The use of cubic prediction models needs special care, since small variations in the cubed predictors can entail excessively large predicted values, including those for predictors out of the range of the observed data used for prediction, that can produce unreasonable predictions. In our case this prevention is needless, given that all GERD severity values are scaled within the 0–1 range (any value will have to be inside the range of values used for estimation), and possible covariate values are limited to the observed repertoire.

In our study, we found that utility values associated with GERD-specific conditions were rather high, suggesting that this disease is not very disabling (in general). Nevertheless, patients with utility values as low as SF-6D = − 0.3150 and EQ-5D-3 L = − 0.0757 were observed, although they were not always associated with the worst GSF-Q severity scores. Given the reduced number of prevalent health states obtained for the generic instruments (especially for EQ-5D-3 L) the question arises whether some characteristic or “natural” disease-related health states could be identified for each generic instrument, discarding other comorbidity-influenced health states.

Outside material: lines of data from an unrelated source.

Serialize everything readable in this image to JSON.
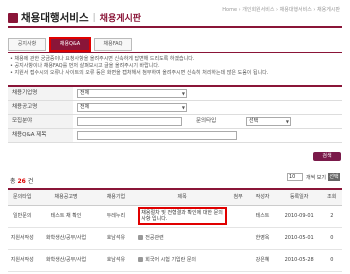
{
  "breadcrumb": "Home › 개인회원서비스 › 채용대행서비스 › 채용게시판",
  "header": {
    "title": "채용대행서비스",
    "separator": "|",
    "subtitle": "채용게시판"
  },
  "tabs": [
    {
      "label": "공지사항"
    },
    {
      "label": "채용Q&A"
    },
    {
      "label": "채용FAQ"
    }
  ],
  "notice": [
    "• 채용에 관한 궁금증이나 요청사항을 올려주시면 신속하게 답변해 드리도록 하겠습니다.",
    "• 공지사항이나 채용FAQ를 먼저 살펴보시고 글을 올려주시기 바랍니다.",
    "• 지원서 접수시의 오류나 사이트의 오류 등은 화면을 캡처해서 첨부하여 올려주시면 신속히 처리하는데 많은 도움이 됩니다."
  ],
  "form": {
    "company_label": "채용기업명",
    "company_value": "전체",
    "posting_label": "채용공고명",
    "posting_value": "전체",
    "field_label": "모집분야",
    "field_value": "",
    "type_label": "문의타입",
    "type_value": "선택",
    "title_label": "채용Q&A 제목",
    "title_value": ""
  },
  "search_button": "검색",
  "total": {
    "prefix": "총",
    "count": "26",
    "suffix": "건"
  },
  "pager": {
    "per_page": "10",
    "per_page_label": "개씩 보기",
    "apply": "선택"
  },
  "table": {
    "headers": [
      "문의타입",
      "채용공고명",
      "채용기업",
      "제목",
      "첨부",
      "작성자",
      "등록일자",
      "조회"
    ],
    "rows": [
      {
        "type": "일반문의",
        "posting": "테스트 채 확인",
        "company": "두레누리",
        "subject": "채용절차 및 전형결과 확인에 대한 문의사항 입니다.",
        "attach": "",
        "author": "테스트",
        "date": "2010-09-01",
        "views": "2"
      },
      {
        "type": "지원서작성",
        "posting": "화학생산/공무/사업",
        "company": "호남석유",
        "subject": "전공관련",
        "attach": "",
        "author": "한영옥",
        "date": "2010-05-01",
        "views": "0"
      },
      {
        "type": "지원서작성",
        "posting": "화학생산/공무/사업",
        "company": "호남석유",
        "subject": "회국어 시험 기입란 문의",
        "attach": "",
        "author": "강은혜",
        "date": "2010-05-28",
        "views": "0"
      }
    ]
  }
}
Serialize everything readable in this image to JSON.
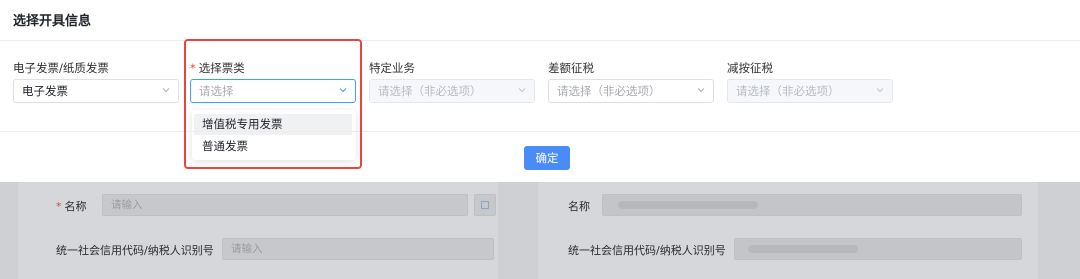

From a nosological point of view, it looks quite tempting to think that GERD would not entail a high deterioration in mobility, but it could be the case that bed-ridden people might very likely develop GERD. One possible way to minimize the impact of comorbidities, when measuring specific health conditions with a generic instrument, would be to use a set of instructions demanding that the patient assess his or her overall health condition while thinking only of his or her specific disease.

Limitations

The present study has been carried out with a Spanish population, and we cannot ensure that other cultural or eating habits would not distort our results.

Conclusions

In the present study two methods are presented allowing the mapping of specific GERD-severity scores obtained by use of the GSF-Q, onto generic HRQoL values, as measured by the SF-36 and EQ-5D-3 L instruments. In both cases, the cubic model attains best adjustment.

Mapping is an approach that enables utilities to be predicted for the calculation of quality-adjusted life-years when no preference-based information has been elicited what will allow to elaborate health economic evaluations in a simpler way, since it is not necessary to have data of no preference-based instruments. The results of this study will allow to carry out economic evaluations in the world of gastroesophageal reflux disease which will help in the future when it is necessary to make decisions with new alternatives that arrive at the market.